I am not a therapist but am currently seeing one. You are human. You need help. You can over-come this over a great period of time like I myself am trying to do. You can continue your work while receiving the help you need. You know and understand your problem. Having DID should have no impact on your work, as you will be working with the part of yourself concerning your job. I do this myself. I keep myself in my job mode and make out just fine.
My therapist has mentioned to me he has ADD. He did not need to tell me this, but made me think he understands and I know he is also human. He did tell me a few other things about himself which made me confide in him even more because he was being very honest and open with me. I know there are many therapists who mention nothing about themselves (which is their business) but with him revealing a little about his personal life I understand the obstacles he had to overcome.
I trust my therapist completely. This is not to suggest in any way you should reveal yourself to your clients (as some may not understand) but getting the help you need can be a huge asset. Down the line, you may want to study DID and the treatment for it. You can be a benefit for others with DID. Did you know there are not many therapists who deal with this disorder? Been there, done that can be beneficial for others who need to deal with DID.

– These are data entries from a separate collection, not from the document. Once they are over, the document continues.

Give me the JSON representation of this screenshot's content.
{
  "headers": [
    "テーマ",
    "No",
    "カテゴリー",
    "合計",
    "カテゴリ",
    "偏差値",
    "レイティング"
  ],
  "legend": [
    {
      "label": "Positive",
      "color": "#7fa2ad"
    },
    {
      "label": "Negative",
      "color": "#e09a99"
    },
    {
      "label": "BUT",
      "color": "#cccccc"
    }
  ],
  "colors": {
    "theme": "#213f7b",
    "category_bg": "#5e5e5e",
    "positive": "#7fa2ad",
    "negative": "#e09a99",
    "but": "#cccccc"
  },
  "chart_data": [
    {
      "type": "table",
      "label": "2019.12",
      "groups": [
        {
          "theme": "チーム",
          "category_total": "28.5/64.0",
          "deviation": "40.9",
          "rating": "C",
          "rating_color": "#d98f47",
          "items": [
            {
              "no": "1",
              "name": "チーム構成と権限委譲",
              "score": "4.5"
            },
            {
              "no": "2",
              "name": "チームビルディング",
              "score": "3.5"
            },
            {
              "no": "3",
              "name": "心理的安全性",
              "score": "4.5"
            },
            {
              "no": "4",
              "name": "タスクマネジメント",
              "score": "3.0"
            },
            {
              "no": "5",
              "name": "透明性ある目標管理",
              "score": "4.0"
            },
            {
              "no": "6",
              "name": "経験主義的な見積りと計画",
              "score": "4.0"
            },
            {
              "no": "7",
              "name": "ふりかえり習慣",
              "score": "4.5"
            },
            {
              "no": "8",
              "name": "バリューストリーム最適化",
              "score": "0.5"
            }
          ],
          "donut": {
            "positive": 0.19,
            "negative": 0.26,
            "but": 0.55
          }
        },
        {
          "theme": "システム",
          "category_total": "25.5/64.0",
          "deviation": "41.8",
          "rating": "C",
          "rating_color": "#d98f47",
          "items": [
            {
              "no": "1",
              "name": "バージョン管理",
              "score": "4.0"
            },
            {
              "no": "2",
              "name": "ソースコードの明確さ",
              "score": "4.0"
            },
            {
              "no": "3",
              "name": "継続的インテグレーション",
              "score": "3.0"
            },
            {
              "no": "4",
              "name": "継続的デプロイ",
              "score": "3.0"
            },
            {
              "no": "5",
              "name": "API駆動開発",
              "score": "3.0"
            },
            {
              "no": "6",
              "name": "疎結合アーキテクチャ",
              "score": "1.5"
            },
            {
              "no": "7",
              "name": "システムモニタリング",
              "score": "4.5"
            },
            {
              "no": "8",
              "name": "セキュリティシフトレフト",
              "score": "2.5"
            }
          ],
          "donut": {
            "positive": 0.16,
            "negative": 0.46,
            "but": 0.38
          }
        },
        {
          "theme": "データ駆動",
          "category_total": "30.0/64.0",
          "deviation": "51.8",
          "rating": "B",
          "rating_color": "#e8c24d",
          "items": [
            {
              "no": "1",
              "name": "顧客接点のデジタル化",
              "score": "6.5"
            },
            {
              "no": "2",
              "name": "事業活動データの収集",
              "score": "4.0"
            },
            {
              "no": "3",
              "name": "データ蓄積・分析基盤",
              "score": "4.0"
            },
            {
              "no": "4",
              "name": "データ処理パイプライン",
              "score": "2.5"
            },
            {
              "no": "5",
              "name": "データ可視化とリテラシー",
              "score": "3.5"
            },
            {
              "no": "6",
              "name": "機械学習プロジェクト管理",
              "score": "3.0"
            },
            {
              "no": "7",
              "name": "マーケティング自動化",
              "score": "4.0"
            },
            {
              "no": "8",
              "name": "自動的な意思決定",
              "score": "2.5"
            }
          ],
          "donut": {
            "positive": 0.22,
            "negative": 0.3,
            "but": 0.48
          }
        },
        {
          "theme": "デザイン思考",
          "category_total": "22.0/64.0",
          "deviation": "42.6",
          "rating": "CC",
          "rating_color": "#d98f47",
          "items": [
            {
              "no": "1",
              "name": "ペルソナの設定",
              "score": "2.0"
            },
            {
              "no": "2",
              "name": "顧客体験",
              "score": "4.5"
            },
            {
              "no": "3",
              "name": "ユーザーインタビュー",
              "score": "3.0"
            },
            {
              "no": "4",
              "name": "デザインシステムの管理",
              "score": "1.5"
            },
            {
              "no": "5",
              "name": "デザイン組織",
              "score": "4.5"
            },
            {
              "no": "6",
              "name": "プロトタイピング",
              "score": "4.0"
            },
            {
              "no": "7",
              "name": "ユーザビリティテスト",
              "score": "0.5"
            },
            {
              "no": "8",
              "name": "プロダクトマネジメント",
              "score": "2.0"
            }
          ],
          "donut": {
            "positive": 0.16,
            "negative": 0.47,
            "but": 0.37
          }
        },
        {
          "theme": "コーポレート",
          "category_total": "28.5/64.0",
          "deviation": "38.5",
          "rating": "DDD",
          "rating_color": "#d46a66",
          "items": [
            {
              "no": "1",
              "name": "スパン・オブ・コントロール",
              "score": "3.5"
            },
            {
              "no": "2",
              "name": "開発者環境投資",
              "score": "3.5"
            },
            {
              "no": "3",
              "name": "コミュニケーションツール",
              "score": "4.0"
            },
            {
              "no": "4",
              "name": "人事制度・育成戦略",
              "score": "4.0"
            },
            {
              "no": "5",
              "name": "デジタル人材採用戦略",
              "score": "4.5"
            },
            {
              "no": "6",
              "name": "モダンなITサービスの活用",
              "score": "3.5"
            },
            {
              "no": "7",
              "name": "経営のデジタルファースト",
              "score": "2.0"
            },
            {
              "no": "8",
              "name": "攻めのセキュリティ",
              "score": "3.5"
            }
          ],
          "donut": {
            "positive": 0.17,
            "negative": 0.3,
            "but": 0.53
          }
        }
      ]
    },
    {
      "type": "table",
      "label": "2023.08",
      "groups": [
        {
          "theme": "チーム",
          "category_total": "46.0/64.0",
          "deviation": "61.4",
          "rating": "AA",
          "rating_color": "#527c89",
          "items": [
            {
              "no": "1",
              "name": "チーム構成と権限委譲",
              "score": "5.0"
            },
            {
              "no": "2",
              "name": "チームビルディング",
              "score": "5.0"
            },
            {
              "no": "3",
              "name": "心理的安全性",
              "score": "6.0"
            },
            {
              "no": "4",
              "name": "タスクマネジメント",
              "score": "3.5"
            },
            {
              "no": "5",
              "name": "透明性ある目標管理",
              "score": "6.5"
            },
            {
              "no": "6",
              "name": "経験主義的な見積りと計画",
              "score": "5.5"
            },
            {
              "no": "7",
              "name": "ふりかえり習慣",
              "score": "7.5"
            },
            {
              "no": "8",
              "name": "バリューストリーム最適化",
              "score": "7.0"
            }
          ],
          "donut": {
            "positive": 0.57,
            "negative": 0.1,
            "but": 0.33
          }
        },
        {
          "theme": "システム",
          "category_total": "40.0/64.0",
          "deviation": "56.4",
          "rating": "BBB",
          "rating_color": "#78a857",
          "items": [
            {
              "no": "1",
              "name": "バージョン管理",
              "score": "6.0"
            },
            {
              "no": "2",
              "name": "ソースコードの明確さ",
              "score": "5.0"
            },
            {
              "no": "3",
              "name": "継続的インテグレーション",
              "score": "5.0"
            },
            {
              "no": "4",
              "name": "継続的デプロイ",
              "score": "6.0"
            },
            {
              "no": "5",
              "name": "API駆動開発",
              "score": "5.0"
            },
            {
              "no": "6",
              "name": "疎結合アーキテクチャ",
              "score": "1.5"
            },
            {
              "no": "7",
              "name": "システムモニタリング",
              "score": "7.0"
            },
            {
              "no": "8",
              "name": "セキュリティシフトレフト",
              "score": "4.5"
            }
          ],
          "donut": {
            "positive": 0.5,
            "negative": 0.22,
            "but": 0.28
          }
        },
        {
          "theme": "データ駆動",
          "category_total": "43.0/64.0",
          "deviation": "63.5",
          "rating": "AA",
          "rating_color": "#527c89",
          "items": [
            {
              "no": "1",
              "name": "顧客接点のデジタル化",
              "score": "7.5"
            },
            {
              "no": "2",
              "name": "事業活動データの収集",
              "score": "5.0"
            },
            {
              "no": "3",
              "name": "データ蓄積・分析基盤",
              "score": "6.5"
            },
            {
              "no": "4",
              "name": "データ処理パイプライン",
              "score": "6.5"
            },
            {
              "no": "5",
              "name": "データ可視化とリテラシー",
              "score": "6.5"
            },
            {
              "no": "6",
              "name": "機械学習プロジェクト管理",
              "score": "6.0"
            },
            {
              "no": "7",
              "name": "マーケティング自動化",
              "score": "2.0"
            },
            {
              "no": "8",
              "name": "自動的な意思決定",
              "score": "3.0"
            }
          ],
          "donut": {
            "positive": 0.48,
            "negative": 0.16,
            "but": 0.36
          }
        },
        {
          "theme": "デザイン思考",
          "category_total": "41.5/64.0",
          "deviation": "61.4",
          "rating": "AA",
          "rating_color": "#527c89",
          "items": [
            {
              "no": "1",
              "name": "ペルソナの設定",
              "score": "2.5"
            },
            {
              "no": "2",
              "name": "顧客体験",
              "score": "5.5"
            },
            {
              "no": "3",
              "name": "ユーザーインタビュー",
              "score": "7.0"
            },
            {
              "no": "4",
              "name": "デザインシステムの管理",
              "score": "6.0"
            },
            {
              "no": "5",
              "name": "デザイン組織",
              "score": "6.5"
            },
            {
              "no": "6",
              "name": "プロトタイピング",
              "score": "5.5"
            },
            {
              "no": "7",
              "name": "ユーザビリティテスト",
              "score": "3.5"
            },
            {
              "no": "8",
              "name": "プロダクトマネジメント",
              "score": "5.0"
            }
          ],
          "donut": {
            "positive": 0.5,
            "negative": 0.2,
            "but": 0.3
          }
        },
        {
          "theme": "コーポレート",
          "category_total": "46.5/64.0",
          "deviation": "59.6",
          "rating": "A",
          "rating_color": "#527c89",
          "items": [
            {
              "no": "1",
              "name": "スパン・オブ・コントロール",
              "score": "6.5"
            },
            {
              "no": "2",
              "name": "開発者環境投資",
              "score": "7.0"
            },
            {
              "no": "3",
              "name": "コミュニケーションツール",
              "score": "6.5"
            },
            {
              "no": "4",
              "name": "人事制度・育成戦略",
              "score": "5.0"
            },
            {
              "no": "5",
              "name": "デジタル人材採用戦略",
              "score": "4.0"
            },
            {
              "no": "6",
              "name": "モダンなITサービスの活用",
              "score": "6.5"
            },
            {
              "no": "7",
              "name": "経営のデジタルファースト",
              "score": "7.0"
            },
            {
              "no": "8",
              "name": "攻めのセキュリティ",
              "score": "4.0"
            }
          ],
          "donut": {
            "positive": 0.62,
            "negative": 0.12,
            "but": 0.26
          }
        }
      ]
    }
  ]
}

My therapist studied DID and attended many workshops to learn. He has told me most therapists deal with separate parts to help them to integrate. He believes this helps the client to feel better but not actually get them better. He treats his clients as one, since they are such. He says there is no hard scientific proof as to which method is best.
I am currently in college and last semester took General Psychology and learned how scientific/mental solutions need to work together. I am hoping in the near future, someone, somewhere will study DID more extensively in the scientific field along with the mental field to weld something together.
Anyway, keep going as you are and continue to receive the help you need. Never be ashamed you need help. Remember you are human, not God. This WILL make you a better therapist in the long run. Really!